$50 3D printed hand vs $42,000 prosthetic limb
Jose Delgado Jr. Jose, 53 year old, was born almost without his left hand. Recently he has been using an artificial prosthetic hand at $42,000. About a half he paid out-of-pocket. This myoelectric armreceives the muscle signals from his forearm to cause the various movements of the fingers, like a real hand would.
There are lots of companies in the world nowadays that are trying to change and simplify lives of the people who have lost limbs. They 3D print artificial limbs for the people who lost their arms or legs, which significantly simplified their lives. When Jose came to Jeremy Simon, he asked him to 3D print a limb for him. The scientist used the “Cyborg Beast” design by Jorge Zuniga – currently an assisting professor of exercise science from Creighton University – to print a hand. Jeremy later confessed that he didn’t expect that the hand would remain in good condition and serve properly for a long time, as Jose worked in the sphere which requires lifting and moving heavy things, and the hand is made of the same type of plastic as lego.

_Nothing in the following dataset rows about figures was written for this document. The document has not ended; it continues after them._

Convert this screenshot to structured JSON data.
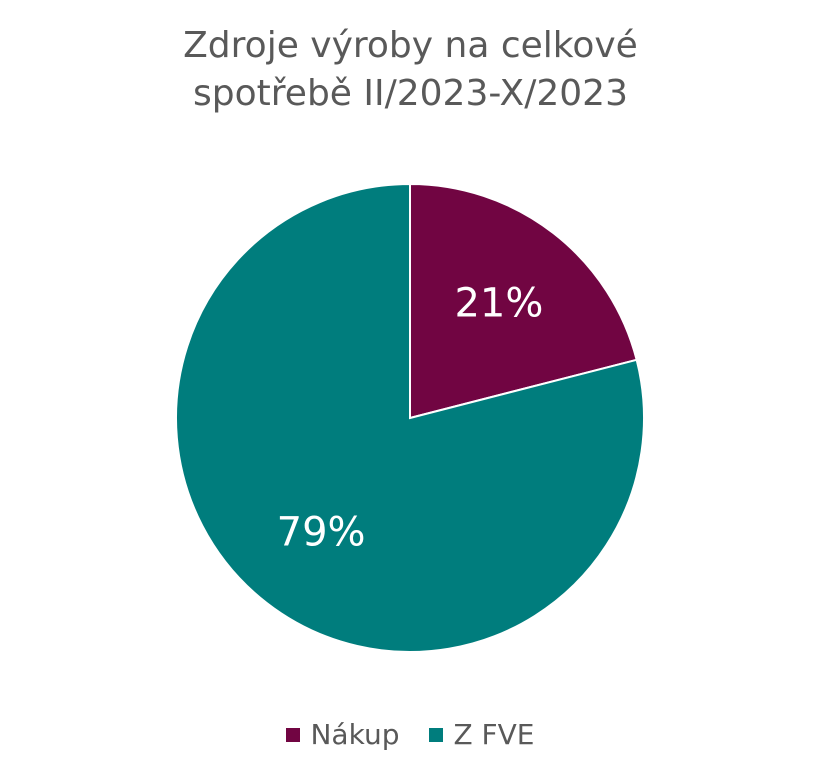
{
  "chart_data": {
    "type": "pie",
    "title_lines": [
      "Zdroje výroby na celkové",
      "spotřebě II/2023-X/2023"
    ],
    "categories": [
      "Nákup",
      "Z FVE"
    ],
    "values": [
      21,
      79
    ],
    "data_labels": [
      "21%",
      "79%"
    ],
    "colors": [
      "#710542",
      "#007D7D"
    ],
    "legend_position": "bottom"
  }
}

Nevertheless he was interested in the results. So the scientist met Jose to discuss how the $42,000 artificial limb compares to the $50 “Cyborg Beast” that Jeremy 3D printed especially for him. In fact Jose has used lots of prostheses so he knows how to operate them and knows if they can cope with various everyday tasks. Jose was really surprised to see that the 3D printed Cyborg Beast was far more easy and convenient to use in everyday life. If any part of the prosthesis breaks, it will take a few hours to reprint it.
Usually an artificial limb will cost you about $10,000 or more. The materials to get a hand 3D printed cost even less than $50. The design and prototyping time for the 3D printed limbs are as a rule donated in the e-NABLE community, a world-wide group of 700 people. No rights for the design need to be purchased as it is and open source, that’s why it’s possible to print a part of a hand at less than $50 in comparison with similar retail devices at thousands of dollars. When Jeremy was working with Jose, he used a new type of material known as bridge nylon. It is stronger and lighter. He will also make an alternate mount for a thumb to enable various kinds of grips.
There have been a number of efforts to work out elbow-prompt versions, they will be released quite soon. For Jeremy this is the first time he has constructed artificial limbs. Previously he had no experience in mechanical or prosthetic engineering. But he said that if he managed to do it, then everyone can do that. But surely he needed a medical professional or consultant to assist so as to produce a prosthesis of a proper size and to check for irritation.